BAB I
PENDAHULUAN
1.1 Latar Belakang
Manusia terlahir ke alam dunia ini
dituntut untuk mencari ilmu. Tak ada alasan bagi manusia untuk tidak mencari
ilmu. Manusia bisa memilih yang baik dan yang buruk karena mempunyai
ilmu.Banyak jalan atau cara untuk dapat mengetahui banyak hal yaitu dengan
belajar dan berusaha. Sedangkan belajar bermakna suatu proses dimana ditandai
dengan adanya perubahan perilaku.
Belajar merupakan suatu proses yang
diarahkan pada stu tujuan. Dalam suatu pembelajaran perlu didukung oleh adanya
suatu teori dan belajar, secara umum teori belajar dikelompokkan menjadi 4
aliran yang meliputi :
Ø Teori Behaviorisme
Ø Teori Belajar Kognitifisme
Ø Teori Belajar Konstruktivisme
Ø Teori Belajar Humanistik
1.2 Rumusan Masalah
Dari latar belakang di atas
menghasilkan rumusan maslah sebagai berikut :
Ø Apa pengertian dari Teori
Pembelajaran Humanistik?
Ø Apa Revolusi belajar EQ menurut
Golmen?
Ø Apa Revolusi belajar SQ menurut
Zohar Marshall?
Ø Apa sajakah prinsip-prinsip
teori pembelajaran humanistik?
Ø Bagaimanakah implikasi teori
ini diterapkan di Sekolah Dasar?
Ø Apa saja peran seorang guru
dalam pembelajaran?
1.3 TujuanUntuk dapat
mengetahui semua yang telah dituangkan dalam rumusan masalah.
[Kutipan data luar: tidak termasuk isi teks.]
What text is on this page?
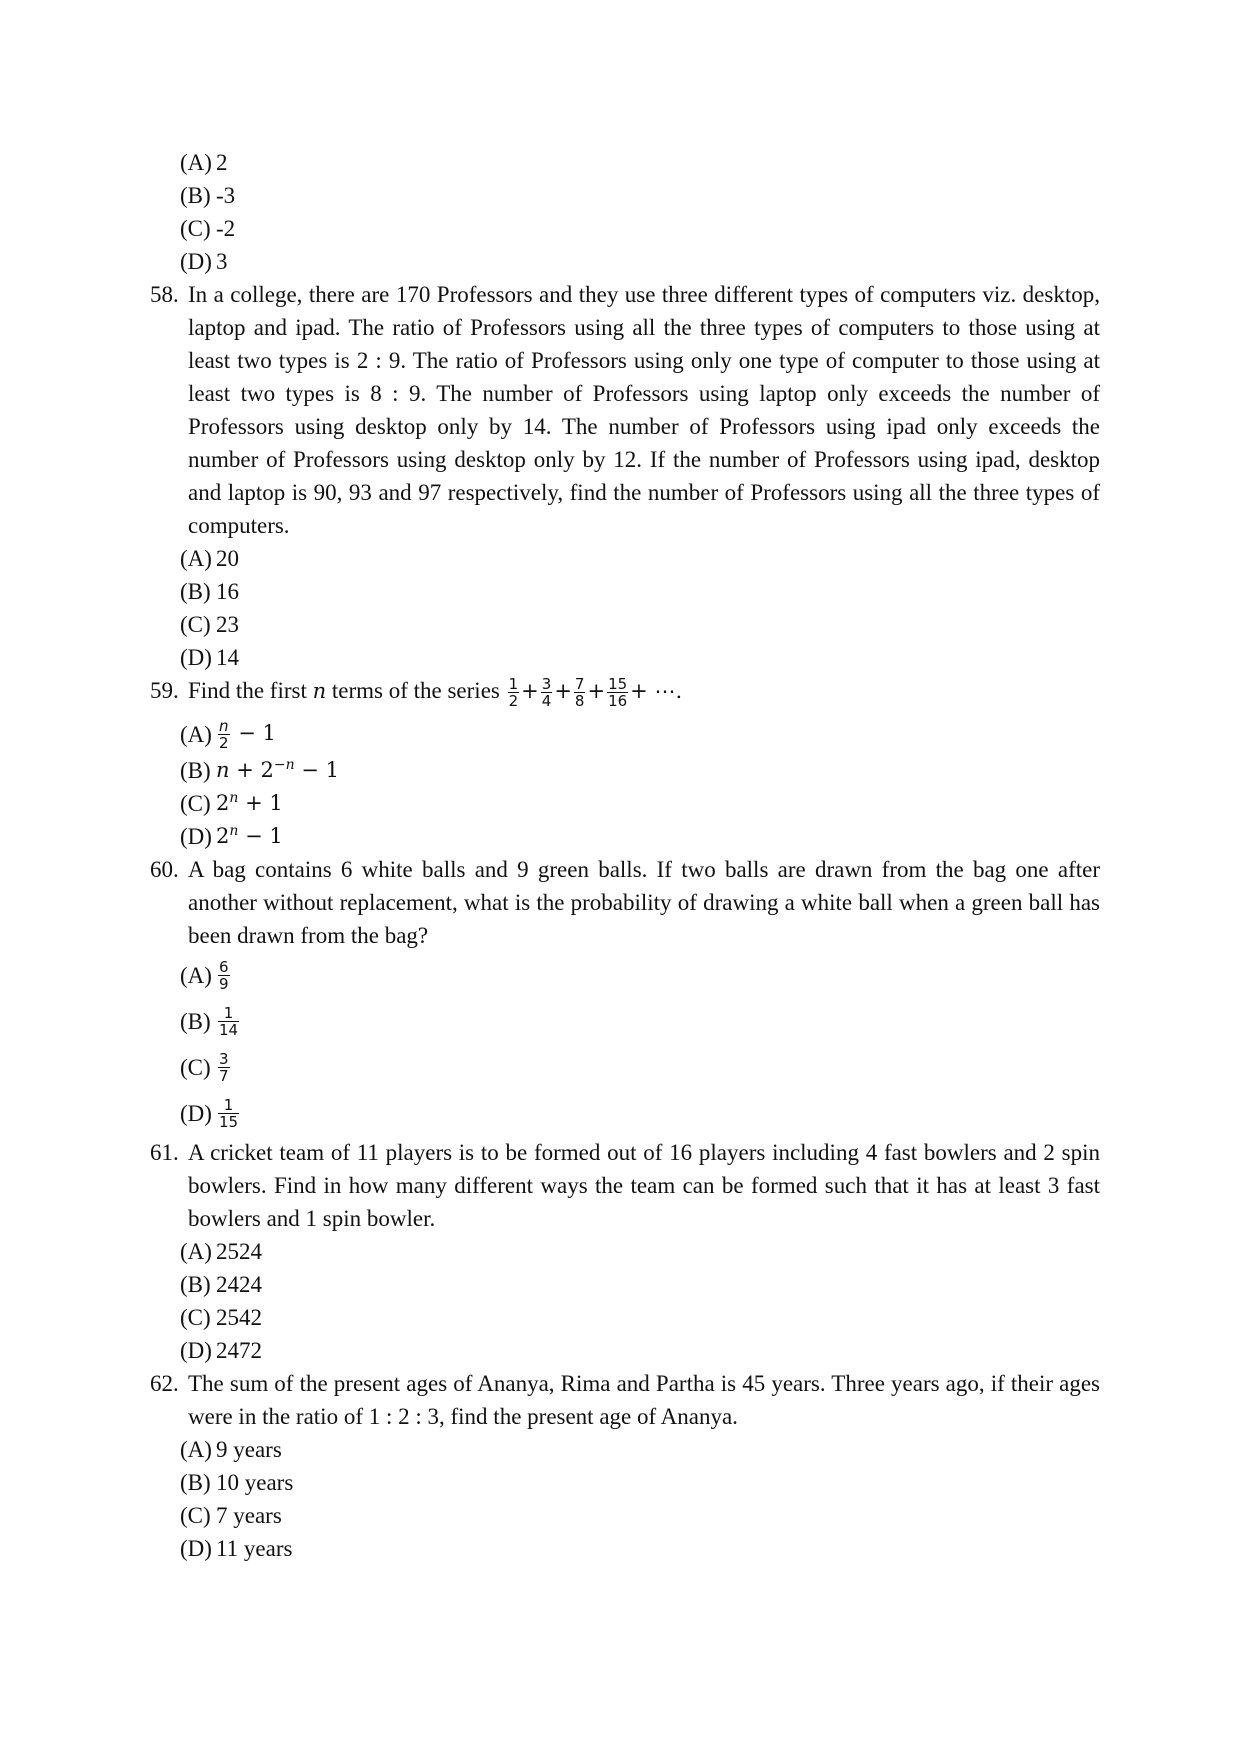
(A) 2
(B) -3
(C) -2
(D) 3
58. In a college, there are 170 Professors and they use three different types of computers viz. desktop, laptop and ipad. The ratio of Professors using all the three types of computers to those using at least two types is 2 : 9. The ratio of Professors using only one type of computer to those using at least two types is 8 : 9. The number of Professors using laptop only exceeds the number of Professors using desktop only by 14. The number of Professors using ipad only exceeds the number of Professors using desktop only by 12. If the number of Professors using ipad, desktop and laptop is 90, 93 and 97 respectively, find the number of Professors using all the three types of computers.
(A) 20
(B) 16
(C) 23
(D) 14
59. Find the first n terms of the series $\frac{1}{2} + \frac{3}{4} + \frac{7}{8} + \frac{15}{16}$ + ⋯.
$(A) \frac{n}{2} - 1$
(B) $n + 2^{-n} - 1$
(C) $2^n + 1$
(D) $2^n - 1$
60. A bag contains 6 white balls and 9 green balls. If two balls are drawn from the bag one after another without replacement, what is the probability of drawing a white ball when a green ball has been drawn from the bag?
$(A) \frac{6}{9}$
$(B) \frac{1}{14}$
$(C) \frac{3}{7}$
$(D) \frac{1}{15}$
61. A cricket team of 11 players is to be formed out of 16 players including 4 fast bowlers and 2 spin bowlers. Find in how many different ways the team can be formed such that it has at least 3 fast bowlers and 1 spin bowler.
(A) 2524
(B) 2424
(C) 2542
(D) 2472
62. The sum of the present ages of Ananya, Rima and Partha is 45 years. Three years ago, if their ages were in the ratio of 1 : 2 : 3, find the present age of Ananya.
(A) 9 years
(B) 10 years
(C) 7 years
(D) 11 years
Dan dapat
mengetahui terobosan baru untuk diimplikasikan dalam suatu pembelajaran.
BAB II
PEMBAHASAN
2.1 Pengertian Teori Belajar dan Pembelajaran Humanistik
Menurut
teori humanistik belajar harus dimulai dan ditunjukkan untuk kepentingan
memanusiakan manusia. Memanusiakan manusia yakni untuk mencapai aktualisasi
diri, pemahaman diri, serta realisasi diri orang yang belajar secara optimal.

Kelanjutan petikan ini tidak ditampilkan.